Foreign Aid

Labor is strongly committed to our overseas aid program

The Abbott-Turnbull goverment said that they would keep that target of 0.5 per cent of gross national income going towards international development assistance.  They walked away from that promise.  They said as late as December last year, that that was still Australia’s target.  They've walked away from that and made a cut of over $7 billion to the aid budget.

Countries around the world, including Australia when John Howard was Prime Minister, met together and set the millennium development goals with the aim of ending extreme poverty, with reducing the number of women who die in child birth, with reducing the number of children who grow up without an education, dealing with illnesses like HIV, tuberculosis and malaria.

The international community has seen extraordinary success, we haven’t got there yet, but we have seen extraordinary success with millions more kids getting an education and millions more kids being vaccinated against preventable childhood illnesses.

And now, Australia is walking away from those millennium development goals.

This is millions of kids who’ll miss out on an education.  $7.6 billion would teach 25 million people to read and write.  It would provide one and a half billion lifesaving malaria treatments.  It would provide HIV treatments for 10 million people or train 3 million new midwives.  These are extraordinary figures when you think about the good that we could do.

There are 65 million girls and boys around the world who are not getting an education.  Our aid money was helping that.  It was reducing those numbers in our region.  We should be concerned for the millions of kids who will miss out on an education or miss out on lifesaving vaccinations because of the cuts the Abbott-Turnbull Government is making.

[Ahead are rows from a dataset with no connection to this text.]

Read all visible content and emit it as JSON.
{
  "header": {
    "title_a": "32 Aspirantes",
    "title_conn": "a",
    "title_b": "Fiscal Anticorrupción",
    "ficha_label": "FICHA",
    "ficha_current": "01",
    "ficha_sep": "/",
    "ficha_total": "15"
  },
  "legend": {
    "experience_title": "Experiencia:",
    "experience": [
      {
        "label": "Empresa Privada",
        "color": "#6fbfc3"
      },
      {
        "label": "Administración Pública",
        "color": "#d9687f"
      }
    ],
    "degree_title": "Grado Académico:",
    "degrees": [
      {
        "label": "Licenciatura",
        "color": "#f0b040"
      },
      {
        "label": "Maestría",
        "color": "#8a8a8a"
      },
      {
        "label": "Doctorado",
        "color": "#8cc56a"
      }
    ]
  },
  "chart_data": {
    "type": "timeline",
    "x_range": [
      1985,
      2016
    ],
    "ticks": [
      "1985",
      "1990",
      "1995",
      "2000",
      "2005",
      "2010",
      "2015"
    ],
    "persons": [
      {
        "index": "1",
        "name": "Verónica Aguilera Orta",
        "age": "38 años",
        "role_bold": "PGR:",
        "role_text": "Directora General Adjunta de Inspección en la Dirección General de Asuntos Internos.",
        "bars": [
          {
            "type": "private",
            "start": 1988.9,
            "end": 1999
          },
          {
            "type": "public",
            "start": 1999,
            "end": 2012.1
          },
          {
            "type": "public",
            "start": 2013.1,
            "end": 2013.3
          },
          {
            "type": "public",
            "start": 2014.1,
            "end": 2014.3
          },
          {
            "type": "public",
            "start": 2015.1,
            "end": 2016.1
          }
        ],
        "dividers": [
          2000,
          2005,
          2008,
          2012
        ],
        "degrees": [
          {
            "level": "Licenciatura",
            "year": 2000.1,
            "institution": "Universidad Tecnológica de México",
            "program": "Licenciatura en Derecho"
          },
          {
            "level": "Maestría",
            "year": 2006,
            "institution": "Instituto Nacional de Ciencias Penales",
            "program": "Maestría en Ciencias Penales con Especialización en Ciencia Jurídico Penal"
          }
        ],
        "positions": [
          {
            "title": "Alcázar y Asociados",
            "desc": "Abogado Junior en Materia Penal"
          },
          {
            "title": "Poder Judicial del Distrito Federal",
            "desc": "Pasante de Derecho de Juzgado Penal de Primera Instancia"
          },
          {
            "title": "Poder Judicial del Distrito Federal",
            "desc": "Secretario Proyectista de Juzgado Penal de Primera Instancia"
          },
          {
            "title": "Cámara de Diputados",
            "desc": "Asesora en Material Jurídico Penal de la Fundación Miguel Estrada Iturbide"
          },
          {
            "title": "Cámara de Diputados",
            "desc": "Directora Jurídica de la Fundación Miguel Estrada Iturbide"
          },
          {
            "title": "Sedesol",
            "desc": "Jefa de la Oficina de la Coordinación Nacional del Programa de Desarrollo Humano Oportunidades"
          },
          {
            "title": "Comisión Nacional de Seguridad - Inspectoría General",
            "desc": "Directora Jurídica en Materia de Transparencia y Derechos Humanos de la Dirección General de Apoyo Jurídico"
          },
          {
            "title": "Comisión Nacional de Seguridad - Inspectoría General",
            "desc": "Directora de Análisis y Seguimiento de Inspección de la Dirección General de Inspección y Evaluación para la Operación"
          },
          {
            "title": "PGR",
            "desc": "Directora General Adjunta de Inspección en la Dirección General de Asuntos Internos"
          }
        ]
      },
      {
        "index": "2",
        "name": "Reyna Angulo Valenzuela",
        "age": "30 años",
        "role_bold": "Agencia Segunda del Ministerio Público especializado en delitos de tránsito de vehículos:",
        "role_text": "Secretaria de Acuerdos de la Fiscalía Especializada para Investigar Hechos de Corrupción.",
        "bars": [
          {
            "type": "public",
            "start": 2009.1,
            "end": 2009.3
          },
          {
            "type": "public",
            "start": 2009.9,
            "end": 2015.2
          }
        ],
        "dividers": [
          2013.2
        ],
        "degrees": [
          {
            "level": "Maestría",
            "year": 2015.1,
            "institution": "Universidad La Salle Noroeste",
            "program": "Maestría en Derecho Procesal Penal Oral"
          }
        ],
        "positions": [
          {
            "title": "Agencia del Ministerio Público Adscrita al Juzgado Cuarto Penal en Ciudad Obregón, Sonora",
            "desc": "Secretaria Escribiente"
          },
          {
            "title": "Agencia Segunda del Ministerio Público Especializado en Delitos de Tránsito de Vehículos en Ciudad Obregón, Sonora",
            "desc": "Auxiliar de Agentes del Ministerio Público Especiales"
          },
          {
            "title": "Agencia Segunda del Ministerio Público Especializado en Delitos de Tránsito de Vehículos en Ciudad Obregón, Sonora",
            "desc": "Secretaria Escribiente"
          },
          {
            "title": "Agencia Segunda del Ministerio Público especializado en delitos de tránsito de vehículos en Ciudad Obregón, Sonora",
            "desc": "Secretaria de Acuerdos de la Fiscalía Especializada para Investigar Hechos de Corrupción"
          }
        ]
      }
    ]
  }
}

In Government, Labor doubled the aid budget from 2.9 billion dollars to 5.7 billion dollars when we left government.  We were on target to meet the 0.5% of gross national income target that, at that time was a bipartisan target.

It is morally, strategically and politically important that Australia adhere to its foreign aid commitments because Australia stands to benefit from stronger countries in our region, more stable nations and better trading partners.

On 15 December, the Abbott-Turnbull Government yet again slashed Australia’s foreign aid budget, and on the same day broke a promise to crack down on tax breaks for multinational companies.  When this government needs to find money they defend multinational companies and then go after the world’s poor.

The latest $3.7 billion cut from foreign aid will take aid to its lowest level as a proportion of national income in more than 40 years.

Where these cuts will fall is not clear, but $1 billion per year is the equivalent of cutting our entire country aid programs to our largest recipients, Indonesia and Papua New Guinea.

$3.7 billion in foreign aid could:

  • Teach 12 million people to read and write;
  • Provide 740 million lifesaving Malaria treatments;
  • Deliver antiretroviral treatment  for 23.4 million people with HIV/AIDS for a year; or
  • Train 1.5 million new midwives in developing countries.

Our foreign aid program underpins our national interest and our regional stability – that’s why when Labor was in government we nearly doubled foreign aid.  But this Government’s broken promises, whether at home or abroad, always hurt the most disadvantaged.